Is Christchurch About To Become A Renter’s Market?
To answer this question, first let’s look at what’s happening in the North Island.
Property managers in Auckland and Wellington say that overnight the rental market has changed and tenants are now in the driver's seat.
Trade Me figures show a record high supply of properties nationwide, reaching an all-time high in May, combined with a drop in demand for rentals. The supply in Wellington jumped 45% year on year, while Auckland also saw a record number of listings. There has also been a drop in demand for rental properties, down eight percent nationwide.
There are more properties listed for rent nationwide than ever before, less tenants turning up for viewings and more viewings needed to rent a property, plus the national median weekly rent fell for the first time this year.
What’s causing this change in the North Island?
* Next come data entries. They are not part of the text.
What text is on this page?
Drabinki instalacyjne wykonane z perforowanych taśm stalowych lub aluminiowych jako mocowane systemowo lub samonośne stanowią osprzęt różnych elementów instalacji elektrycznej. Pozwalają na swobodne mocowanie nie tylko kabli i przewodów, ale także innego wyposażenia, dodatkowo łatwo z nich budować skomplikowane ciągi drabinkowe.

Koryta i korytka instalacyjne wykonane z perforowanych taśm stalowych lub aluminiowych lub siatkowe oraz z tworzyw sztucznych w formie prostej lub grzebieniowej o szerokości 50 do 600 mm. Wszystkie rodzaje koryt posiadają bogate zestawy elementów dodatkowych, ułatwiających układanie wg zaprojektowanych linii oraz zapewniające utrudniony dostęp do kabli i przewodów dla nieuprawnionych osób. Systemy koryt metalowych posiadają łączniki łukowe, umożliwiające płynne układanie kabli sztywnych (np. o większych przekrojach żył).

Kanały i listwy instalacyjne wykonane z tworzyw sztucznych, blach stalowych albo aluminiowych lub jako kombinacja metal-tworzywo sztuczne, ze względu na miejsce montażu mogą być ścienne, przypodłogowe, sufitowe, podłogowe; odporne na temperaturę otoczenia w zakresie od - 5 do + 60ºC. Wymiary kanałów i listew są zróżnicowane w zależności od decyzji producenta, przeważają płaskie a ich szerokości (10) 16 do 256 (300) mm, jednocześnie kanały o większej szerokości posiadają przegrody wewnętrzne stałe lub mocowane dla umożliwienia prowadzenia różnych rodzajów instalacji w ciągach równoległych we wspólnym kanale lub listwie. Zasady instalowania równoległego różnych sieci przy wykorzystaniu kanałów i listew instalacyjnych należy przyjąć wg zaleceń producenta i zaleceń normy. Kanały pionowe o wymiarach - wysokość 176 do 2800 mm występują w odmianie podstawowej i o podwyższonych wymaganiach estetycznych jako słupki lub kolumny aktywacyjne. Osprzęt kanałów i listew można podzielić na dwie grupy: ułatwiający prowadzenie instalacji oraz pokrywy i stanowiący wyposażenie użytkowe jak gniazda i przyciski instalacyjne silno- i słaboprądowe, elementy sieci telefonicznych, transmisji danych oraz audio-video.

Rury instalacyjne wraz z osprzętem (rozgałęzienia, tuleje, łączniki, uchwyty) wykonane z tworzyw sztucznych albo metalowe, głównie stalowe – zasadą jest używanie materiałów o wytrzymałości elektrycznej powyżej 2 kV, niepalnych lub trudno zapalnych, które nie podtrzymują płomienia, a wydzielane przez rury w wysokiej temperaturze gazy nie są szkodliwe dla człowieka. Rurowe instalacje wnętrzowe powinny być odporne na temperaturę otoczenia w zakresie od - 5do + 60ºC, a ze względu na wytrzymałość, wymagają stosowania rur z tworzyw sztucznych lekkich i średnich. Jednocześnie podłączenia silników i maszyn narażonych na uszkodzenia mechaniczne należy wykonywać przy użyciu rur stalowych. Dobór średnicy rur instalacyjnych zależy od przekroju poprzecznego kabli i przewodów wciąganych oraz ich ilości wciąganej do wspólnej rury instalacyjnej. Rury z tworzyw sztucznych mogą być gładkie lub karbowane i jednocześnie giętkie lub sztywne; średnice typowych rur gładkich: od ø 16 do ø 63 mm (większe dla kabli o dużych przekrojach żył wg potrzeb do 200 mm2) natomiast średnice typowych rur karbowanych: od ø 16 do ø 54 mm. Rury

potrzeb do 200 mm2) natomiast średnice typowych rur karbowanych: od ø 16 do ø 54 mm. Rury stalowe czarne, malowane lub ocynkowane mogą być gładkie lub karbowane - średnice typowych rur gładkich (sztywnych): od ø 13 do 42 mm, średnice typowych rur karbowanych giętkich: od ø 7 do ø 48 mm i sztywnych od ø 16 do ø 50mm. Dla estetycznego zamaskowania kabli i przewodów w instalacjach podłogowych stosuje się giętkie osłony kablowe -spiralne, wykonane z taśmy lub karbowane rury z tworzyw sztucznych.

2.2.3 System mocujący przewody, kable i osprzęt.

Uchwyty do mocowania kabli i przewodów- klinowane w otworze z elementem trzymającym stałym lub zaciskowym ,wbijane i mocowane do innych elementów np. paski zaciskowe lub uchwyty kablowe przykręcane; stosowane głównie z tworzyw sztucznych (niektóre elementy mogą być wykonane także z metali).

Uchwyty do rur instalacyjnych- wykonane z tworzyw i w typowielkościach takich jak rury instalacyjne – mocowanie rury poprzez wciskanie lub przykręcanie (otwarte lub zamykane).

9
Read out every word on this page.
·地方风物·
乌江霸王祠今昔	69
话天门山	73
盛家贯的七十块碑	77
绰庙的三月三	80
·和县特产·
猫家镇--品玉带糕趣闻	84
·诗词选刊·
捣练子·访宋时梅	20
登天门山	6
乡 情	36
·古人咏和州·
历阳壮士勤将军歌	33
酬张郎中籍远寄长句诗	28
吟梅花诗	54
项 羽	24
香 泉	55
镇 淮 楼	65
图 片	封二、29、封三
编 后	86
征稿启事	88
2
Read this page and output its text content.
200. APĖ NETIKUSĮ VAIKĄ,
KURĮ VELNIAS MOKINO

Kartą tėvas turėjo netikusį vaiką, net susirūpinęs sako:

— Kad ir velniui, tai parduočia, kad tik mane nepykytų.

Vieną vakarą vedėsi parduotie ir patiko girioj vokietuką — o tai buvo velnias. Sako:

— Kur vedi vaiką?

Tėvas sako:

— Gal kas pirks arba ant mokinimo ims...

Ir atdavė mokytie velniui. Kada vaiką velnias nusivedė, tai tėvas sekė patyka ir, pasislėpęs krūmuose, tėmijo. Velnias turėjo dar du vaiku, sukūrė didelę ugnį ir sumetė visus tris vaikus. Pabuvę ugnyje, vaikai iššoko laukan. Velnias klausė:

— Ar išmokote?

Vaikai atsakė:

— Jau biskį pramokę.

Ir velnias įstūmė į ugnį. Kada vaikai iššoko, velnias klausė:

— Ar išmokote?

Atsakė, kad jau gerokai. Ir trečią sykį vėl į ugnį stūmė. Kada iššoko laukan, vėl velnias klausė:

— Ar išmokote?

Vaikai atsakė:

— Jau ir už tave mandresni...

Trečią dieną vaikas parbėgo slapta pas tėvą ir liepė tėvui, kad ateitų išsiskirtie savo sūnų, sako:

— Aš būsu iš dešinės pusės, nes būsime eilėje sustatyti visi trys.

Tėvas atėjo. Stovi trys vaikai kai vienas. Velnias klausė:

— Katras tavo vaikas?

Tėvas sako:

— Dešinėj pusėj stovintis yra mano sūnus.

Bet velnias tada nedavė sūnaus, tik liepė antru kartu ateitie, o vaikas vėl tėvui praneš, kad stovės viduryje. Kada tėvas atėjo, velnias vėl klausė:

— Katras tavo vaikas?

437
It all comes down to supply and demand. There is currently an oversupply of rentals with lots of new builds coming onto the market and home owners opting to rent their properties because they can’t sell them. Plus, people are heading overseas, especially young people who know they can earn more money and pay less rent in Australia… so demand is less.
As businesses move to remote/flexible working, renters have started moving away from the cities and with no international travelers to fill the properties, interest in rentals is low.
A slowing housing market could well be contributing to the increase in rental stocks. The most recent property report from the Real Estate Institute of New Zealand (REINZ) noted sales continued to slow down in April, while price growth was "moderate" and more housing stock was lingering on the market. Challenges with supply have switched to the demand side – first-home buyers and investors are encountering stricter lending criteria and tighter loan-to-valuation ratios, coupled with rising interest rates and inflation, said REINZ chief executive Jen Baird in the report. Fewer people were attending open homes and auction rooms; fewer buyers were making inquiries.
Tenants are becoming more price-sensitive, which isn't surprising giving the cost of living has gone through the roof, inflation is super high, petrol has gone up and no one can afford a block of cheese!
Most landlords would have to up rent by $100 to $200 a week to break even, but you're not going to get tenants if you do that. Conversely, if renters can save $20 a week on rent, they will.
Winter has officially arrived; the appetite to shift properties drops in the cooler months, meaning less competition. If tenants want somewhere nicer for the same amount of money or slightly less, then now is a good time to look. Upward and downward forces are working in their favour.
Will Christchurch become a renters market?
While there is always some uncertainty as to which way things will go, I don’t think rents will drop in Christchurch as they have in Auckland.
We are starting to see progress in Christchurch, people are moving here and it is a very livable city now that the infrastructure is finally underway. It is modern, has a vibrant inner city with lots of parks and cycleways and is not yet congested. It’s also a great place to bring up a family.
Since the borders have opened, most immigrant workers landed in Auckland, so did returning New Zealanders, and these are the people moving back offshore now. When people look to move to a new country they tend to look first at the larger cities, so a lot of Christchurch’s population increase comes from people moving from Auckland.
The majority of new arrivals are singles or couples and they tend to rent two-bedroom units initially, moving to a three-bedroom house or unit when they have a child. The bulk builders have been building a lot of two-bedroom units in and near the city centre.
However, at some point there will be enough of these units to meet demand. But they will continue to be built until there is a surplus, and then rents will drop as competition between landlords comes into play.
If I was to invest in a two-bedroom unit near the city now it would need to have stand-out features like off street parking, two bathrooms, good size rooms, EV charging points, outdoor areas and quiet neighbours.
At various times in a property investment tenure there will be renter’s markets when rents drop and vacancy periods increase. There will also be periods when mortgages will fluctuate up or down. So, an investor should factor this into their risk determination when purchasing a property.
Both factors are usually unpredictable and difficult to determine because property is a long-term investment and the risks cannot be envisaged. The risks are easier to predict in a seller’s market like now because they are already happening.
In a buyer’s market I would borrow as much as I could to build my portfolio. I would then be at high risk as my LVR would be at its peak. So, I would then concentrate on putting as much capital into my mortgage to lower my risk.
The beauty of property of course is that as the value of the property increases over time and the LVR decreases.
Christchurch Property has always increased in value during my investment lifetime, except for about eight years in the 1990’s. But the latest boom was the largest I have seen and some commentators predict a downward adjustment.
Auckland property has had more ups and downs than Christchurch and Auckland investors are not as territorial as us and tend to buy property all over New Zealand as they see opportunities.
How to prepare for a renters market
Landlords will want to avoid significant rent drops and minimise vacancy between tenants while also making it appealing for good tenants to stay on.
This may mean they need to become more creative to attract tenants and maintain rents. For example, consider having a pet-friendly rental – it’s good for tenants as it gives them more bargaining power, and it makes for greater stability in the rental market.
Landlords might need to start marketing themselves to stand out. Throw in some whiteware, maybe a free week's rent, or even offer to contribute towards moving costs.
Keep properties in a neat and tidy condition, carry out minor renovations now so you’re ahead of the curve when the market turns.